According to a 2016 National Employment Law Project report, “Studies have shown that if hiring discrimination takes place, it is most likely (76 percent) to take place at the first interaction: the submission of a job application. Applicants who indicate a criminal record on these applications are much less likely to get a call-back: 34 percent of whites without a record were contacted, while only 17 percent of those with a record did; and among African Americans 14 percent without a record got a callback, but only 5 percent of African Americans with a criminal record heard back from the potential employer.”

Additionally, the report stated “while nearly all employers would ‘definitely’ or ‘probably’ hire applicants on public assistance, with lengthy unemployment spells, or other ‘stigmatizing characteristics,’ only 40 percent would give the same consideration to applicants with criminal records.”

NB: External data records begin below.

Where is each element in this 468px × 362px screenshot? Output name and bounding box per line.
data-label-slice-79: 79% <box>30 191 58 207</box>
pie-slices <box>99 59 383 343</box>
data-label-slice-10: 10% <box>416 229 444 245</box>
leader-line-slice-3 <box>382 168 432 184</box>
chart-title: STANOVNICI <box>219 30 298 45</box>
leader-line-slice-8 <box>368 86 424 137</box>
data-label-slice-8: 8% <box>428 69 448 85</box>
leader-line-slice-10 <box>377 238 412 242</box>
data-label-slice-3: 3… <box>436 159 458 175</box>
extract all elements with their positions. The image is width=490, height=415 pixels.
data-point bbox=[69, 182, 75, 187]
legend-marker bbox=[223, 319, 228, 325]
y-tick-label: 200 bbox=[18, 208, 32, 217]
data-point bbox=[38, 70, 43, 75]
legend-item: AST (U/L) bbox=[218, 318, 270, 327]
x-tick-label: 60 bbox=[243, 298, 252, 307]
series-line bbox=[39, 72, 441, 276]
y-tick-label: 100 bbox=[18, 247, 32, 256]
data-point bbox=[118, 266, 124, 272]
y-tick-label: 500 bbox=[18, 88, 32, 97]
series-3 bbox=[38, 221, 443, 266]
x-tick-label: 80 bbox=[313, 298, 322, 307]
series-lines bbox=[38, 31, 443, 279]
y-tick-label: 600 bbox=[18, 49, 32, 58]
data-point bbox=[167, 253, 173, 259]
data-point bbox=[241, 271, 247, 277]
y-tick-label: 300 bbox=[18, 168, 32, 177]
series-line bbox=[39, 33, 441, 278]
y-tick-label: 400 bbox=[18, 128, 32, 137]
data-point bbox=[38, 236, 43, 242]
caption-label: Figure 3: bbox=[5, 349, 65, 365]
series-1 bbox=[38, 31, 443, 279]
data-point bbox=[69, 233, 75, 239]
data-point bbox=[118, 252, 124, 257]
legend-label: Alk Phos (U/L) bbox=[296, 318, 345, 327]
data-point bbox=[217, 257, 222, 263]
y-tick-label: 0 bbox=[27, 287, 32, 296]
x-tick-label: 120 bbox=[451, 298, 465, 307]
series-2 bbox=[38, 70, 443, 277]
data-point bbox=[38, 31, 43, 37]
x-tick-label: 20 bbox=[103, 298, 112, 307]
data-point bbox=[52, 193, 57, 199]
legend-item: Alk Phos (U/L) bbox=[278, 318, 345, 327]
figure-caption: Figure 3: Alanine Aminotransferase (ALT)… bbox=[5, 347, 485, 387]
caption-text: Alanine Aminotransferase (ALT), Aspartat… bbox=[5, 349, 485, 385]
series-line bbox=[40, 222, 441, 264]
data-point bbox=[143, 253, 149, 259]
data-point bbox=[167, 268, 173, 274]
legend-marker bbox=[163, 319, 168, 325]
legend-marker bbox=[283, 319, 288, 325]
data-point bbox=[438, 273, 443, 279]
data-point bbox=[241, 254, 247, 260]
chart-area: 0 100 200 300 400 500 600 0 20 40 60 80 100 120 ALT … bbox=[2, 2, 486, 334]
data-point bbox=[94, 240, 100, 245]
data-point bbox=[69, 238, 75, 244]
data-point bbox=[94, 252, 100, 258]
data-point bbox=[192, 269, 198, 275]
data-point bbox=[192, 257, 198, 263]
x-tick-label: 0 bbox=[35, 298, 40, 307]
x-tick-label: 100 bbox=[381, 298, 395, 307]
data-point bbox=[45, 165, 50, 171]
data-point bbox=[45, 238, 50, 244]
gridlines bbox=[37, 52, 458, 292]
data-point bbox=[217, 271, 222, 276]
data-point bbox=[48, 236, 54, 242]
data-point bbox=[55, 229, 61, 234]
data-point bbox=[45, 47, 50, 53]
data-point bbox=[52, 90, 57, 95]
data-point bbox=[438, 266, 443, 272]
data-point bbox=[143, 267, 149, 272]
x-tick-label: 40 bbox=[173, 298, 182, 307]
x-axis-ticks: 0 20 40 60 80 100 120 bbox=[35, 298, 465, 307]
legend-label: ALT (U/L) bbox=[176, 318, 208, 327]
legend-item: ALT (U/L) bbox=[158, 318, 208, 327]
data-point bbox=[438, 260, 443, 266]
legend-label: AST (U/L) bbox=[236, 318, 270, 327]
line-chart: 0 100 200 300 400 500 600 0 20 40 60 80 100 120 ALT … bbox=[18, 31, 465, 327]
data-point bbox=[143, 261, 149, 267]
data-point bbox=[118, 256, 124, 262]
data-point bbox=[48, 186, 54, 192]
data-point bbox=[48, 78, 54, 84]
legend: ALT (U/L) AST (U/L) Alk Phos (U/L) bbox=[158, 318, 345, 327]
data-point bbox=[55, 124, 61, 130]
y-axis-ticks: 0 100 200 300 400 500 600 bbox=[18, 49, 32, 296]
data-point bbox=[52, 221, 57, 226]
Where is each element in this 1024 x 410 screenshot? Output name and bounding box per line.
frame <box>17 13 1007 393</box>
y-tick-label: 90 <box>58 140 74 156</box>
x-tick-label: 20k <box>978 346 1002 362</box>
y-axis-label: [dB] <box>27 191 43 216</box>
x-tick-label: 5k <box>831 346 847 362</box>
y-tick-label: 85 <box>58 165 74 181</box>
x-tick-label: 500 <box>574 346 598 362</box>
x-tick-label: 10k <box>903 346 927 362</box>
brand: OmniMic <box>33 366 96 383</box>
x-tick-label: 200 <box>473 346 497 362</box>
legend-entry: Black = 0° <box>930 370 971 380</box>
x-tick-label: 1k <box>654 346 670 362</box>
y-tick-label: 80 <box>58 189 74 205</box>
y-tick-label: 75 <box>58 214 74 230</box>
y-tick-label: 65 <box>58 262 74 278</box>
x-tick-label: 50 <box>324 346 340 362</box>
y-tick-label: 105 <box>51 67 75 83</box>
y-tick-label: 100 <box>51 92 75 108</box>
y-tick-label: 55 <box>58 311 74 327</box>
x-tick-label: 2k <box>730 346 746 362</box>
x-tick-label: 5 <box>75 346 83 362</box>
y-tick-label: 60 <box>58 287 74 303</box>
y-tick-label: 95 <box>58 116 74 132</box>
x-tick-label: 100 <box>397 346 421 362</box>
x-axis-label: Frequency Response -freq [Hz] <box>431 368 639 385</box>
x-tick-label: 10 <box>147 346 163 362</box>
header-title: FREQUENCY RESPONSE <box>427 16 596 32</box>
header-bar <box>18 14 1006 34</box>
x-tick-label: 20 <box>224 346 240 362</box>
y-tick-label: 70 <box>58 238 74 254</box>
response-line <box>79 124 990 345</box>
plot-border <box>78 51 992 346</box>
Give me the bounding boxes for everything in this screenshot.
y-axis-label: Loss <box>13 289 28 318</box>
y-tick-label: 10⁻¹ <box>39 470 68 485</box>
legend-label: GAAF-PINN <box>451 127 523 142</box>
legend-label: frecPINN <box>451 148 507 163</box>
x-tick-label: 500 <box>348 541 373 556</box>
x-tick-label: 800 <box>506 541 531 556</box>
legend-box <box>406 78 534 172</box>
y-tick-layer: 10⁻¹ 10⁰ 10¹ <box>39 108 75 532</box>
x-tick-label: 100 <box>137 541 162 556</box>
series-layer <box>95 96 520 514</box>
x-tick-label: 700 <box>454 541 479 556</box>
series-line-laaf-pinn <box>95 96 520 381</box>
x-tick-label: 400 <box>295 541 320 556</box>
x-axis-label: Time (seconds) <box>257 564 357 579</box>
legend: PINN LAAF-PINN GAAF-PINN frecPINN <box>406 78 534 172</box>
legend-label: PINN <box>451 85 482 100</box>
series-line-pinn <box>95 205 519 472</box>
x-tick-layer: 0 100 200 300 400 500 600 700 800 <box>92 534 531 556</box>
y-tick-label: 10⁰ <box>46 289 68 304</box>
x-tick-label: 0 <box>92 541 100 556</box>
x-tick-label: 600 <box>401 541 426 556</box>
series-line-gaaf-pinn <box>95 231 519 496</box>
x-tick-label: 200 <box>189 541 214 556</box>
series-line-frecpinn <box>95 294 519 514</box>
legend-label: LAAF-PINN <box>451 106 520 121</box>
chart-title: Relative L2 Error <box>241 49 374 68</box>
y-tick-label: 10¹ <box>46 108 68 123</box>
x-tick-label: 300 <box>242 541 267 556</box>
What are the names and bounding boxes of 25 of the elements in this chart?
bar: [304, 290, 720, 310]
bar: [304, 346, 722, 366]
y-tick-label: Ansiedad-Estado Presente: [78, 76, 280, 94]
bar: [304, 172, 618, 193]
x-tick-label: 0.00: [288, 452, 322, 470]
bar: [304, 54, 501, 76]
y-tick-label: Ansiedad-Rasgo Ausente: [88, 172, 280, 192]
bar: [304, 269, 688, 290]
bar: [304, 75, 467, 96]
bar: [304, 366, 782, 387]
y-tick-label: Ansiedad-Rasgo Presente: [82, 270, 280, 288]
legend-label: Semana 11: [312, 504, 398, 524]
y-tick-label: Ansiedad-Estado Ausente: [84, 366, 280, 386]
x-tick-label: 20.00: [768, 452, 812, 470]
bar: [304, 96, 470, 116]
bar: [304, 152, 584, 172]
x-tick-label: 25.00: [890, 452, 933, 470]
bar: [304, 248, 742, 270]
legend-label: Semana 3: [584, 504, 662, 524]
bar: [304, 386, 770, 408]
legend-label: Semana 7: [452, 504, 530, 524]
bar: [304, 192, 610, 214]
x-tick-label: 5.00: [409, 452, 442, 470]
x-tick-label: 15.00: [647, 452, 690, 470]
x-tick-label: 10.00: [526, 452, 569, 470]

Like Vaders, Masel knows what it feels like to be sidelined because of his past.

“It sucks having the feeling that you’ll be written off because you put a check in a box,” said Masel. “A lot of people who are in recovery, if they’re taking it seriously, that’s saying a whole lot. They’re trying to produce an entire shift in their life on an emotional and mental basis, how you work in society — there’s a lot to it.”

Part of that process, all three volunteers agreed, involved learning to have honest conversations with not only yourself but with your family and community.

Conversation and communication is the key to working through many of the issues recovering drug addicts face, Keaty said, both during their own healing process or breaking down the stigma that surrounds drug use and addiction.

“Addiction is a conversation starter,” she said. “This is really key. Everyone else is already talking about how horrible the epidemic is. We don’t look at it that way. This is an opportunity… And so what we do at Battlefield is say, ‘this is a conversation starter.’ And what we do, we teach the language to have the conversation to reconnect family, the addict and the community.”

Being honest, Wahl said, was one of the best decisions he made when it came to looking for employment.

“Some people fake it until they make it, but I don’t believe in that, because eventually you’re going to have to be real and you’re going to have to come clean to the world,” he said. “It has worked to my advantage, when I was honest with an employer, and I got a job out of it.”

Masel agreed with Wahl’s sentiment.

“A big part of people being able to understand and look at addicts differently is for addicts to not be afraid of telling people where they come from, what they’re doing, how they’ve changed and who they are,” he said. “Just keep putting yourself out there and don’t be afraid to show who you are.”

According to the National Employment Law Center, a survey of California employers found “if they knew the nature of an offense, their willingness to consider hiring a worker varied significantly, with 23 percent willing to hire a person with a drug-related felony.”

Additionally, another study showed “having personal contact with the potential employer reduced the negative effect of a criminal record by approximately 15 percent.”

“We’re not bad people,” Wahl said. “A lot of these people, if they got the chance to talk to an employer, just like some other person… a lot of people would just be impressed, period, if they heard the story that people went through and how much they’ve overcome.”

CORRECTION: This story has been updated to correctly attribute the quote from Beth McGinty, PhD, MS assistant professor at John Hopkins Bloomberg School of Public Health.